The Court went on to thoroughly examine Dotcom’s application for judicial review. In part, Dotcom claimed that the 2022 decision to send the original devices to the U.S. was illegitimate since there had been no material change in his case since 2017.
The Court said that by 2022 it was clear that the devices contained evidence of conduct which, if proven, constituted criminal offending in both New Zealand and the United States. Based on this and many other factors, the Court denied Dotcom’s request for judicial review and found that the Attorney-General/Deputy Solicitor-General were entitled to costs.
Parties Could Not Agree on Quantum
Since Dotcom and the Attorney-General failed to agree on a costs amount, it was left to the High Court to decide. In common with all other aspects of the Megaupload case, yet more causes for dispute were presented to the Court.
A filing from Dotcom claimed that the Judge’s statement, that the Attorney-General and the Deputy Solicitor-General (‘the Crown parties’) were entitled to costs, was “simply an observation of the general rule that costs follow the event, rather than as a final determination of liability for costs.”
In a judgment handed down on October 20, 2022, Justice Campbell says that when the High Court found that ‘the Crown parties’ were entitled to costs, it meant exactly that.
“That was a definitive statement. It was not (as is sometimes the case) a merely provisional view as to liability for costs,” Justice Campbell’s decision reads.
“That her Honour was determining liability for costs is reinforced by her direction for the filing of memoranda. That direction was conditional on the parties being unable to reach agreement on quantum. Her Honour did not contemplate that anything remained to agree in relation to liability.”

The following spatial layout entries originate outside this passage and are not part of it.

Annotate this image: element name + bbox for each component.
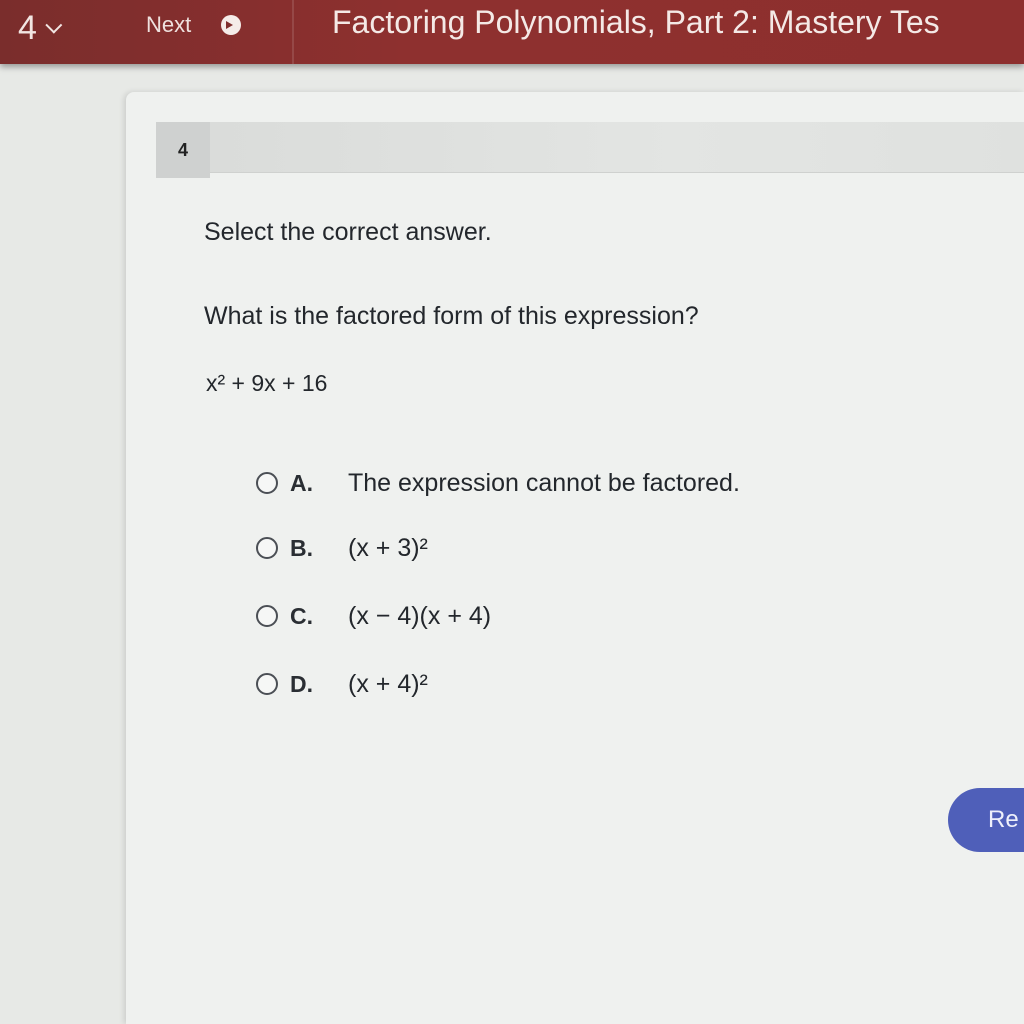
option-text: (x − 4)(x + 4) — [348, 601, 492, 630]
radio-button[interactable] — [256, 537, 278, 559]
option-text: (x + 4)² — [348, 669, 428, 698]
top-bar: 4 Next Factoring Polynomials, Part 2: Ma… — [0, 0, 1024, 64]
option-a[interactable]: A. The expression cannot be factored. — [256, 463, 740, 503]
option-letter: C. — [290, 602, 313, 629]
reset-label: Re — [988, 806, 1019, 833]
test-title: Factoring Polynomials, Part 2: Mastery T… — [332, 4, 940, 40]
option-c[interactable]: C. (x − 4)(x + 4) — [256, 596, 491, 636]
option-letter: D. — [290, 670, 313, 697]
question-number-badge: 4 — [156, 122, 210, 178]
reset-button[interactable]: Re — [948, 788, 1024, 852]
arrow-right-circle-icon — [221, 15, 242, 35]
radio-button[interactable] — [256, 472, 278, 494]
next-button[interactable]: Next — [146, 10, 242, 40]
option-text: The expression cannot be factored. — [348, 468, 740, 497]
question-card: 4 Select the correct answer. What is the… — [126, 92, 1024, 1024]
divider — [292, 0, 294, 64]
question-header: 4 — [156, 122, 1024, 178]
question-number-dropdown[interactable]: 4 — [18, 6, 63, 50]
option-d[interactable]: D. (x + 4)² — [256, 664, 428, 704]
instruction-text: Select the correct answer. — [204, 218, 492, 246]
next-label: Next — [146, 12, 192, 37]
expression: x² + 9x + 16 — [206, 370, 328, 396]
question-number-label: 4 — [18, 8, 37, 47]
radio-button[interactable] — [256, 673, 278, 695]
option-b[interactable]: B. (x + 3)² — [256, 528, 428, 568]
radio-button[interactable] — [256, 605, 278, 627]
question-prompt: What is the factored form of this expres… — [204, 302, 699, 330]
chevron-down-icon — [45, 16, 63, 34]
option-text: (x + 3)² — [348, 533, 428, 562]
option-letter: A. — [290, 469, 313, 496]
option-letter: B. — [290, 534, 313, 561]
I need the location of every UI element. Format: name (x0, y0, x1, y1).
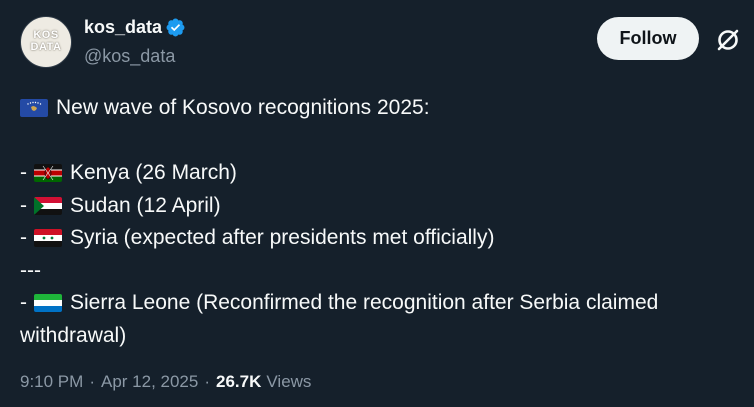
post-meta: 9:10 PM · Apr 12, 2025 · 26.7K Views (20, 372, 311, 392)
list-item: - Sierra Leone (Reconfirmed the recognit… (20, 287, 740, 320)
avatar-text-line2: DATA (30, 41, 62, 53)
list-item-text: Sierra Leone (Reconfirmed the recognitio… (70, 291, 659, 314)
post-intro: New wave of Kosovo recognitions 2025: (56, 96, 430, 119)
x-logo-icon[interactable] (714, 26, 742, 54)
post-text: New wave of Kosovo recognitions 2025: - … (20, 92, 740, 352)
post-date[interactable]: Apr 12, 2025 (101, 372, 198, 392)
user-handle[interactable]: @kos_data (84, 46, 175, 67)
dash: - (20, 161, 27, 184)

Liability Accepted: 50% Discount?
Dotcom’s filing anticipated this outcome, noting that if the court reached the conclusion he was liable, then he should receive a reduction of 50% due to the Crown parties producing a single set of evidence in response to two applications. After significant analysis and published reasoning, the Judge declined the request.
With that he ordered Dotcom to pay the Crown parties costs of NZ$39,016.75 and disbursements of NZ$595.65.
The Crown parties requested the amount to be paid within 21 days, noting that Dotcom “does not have a record of paying costs awards timeously.” The Judge said that was unnecessary.
“Costs awards are, as the Crown parties acknowledge, payable as soon as they are fixed. Non-payment has consequences, including the obligation to pay interest. The order sought would delay the date on which those consequences are triggered,” the Judge concluded.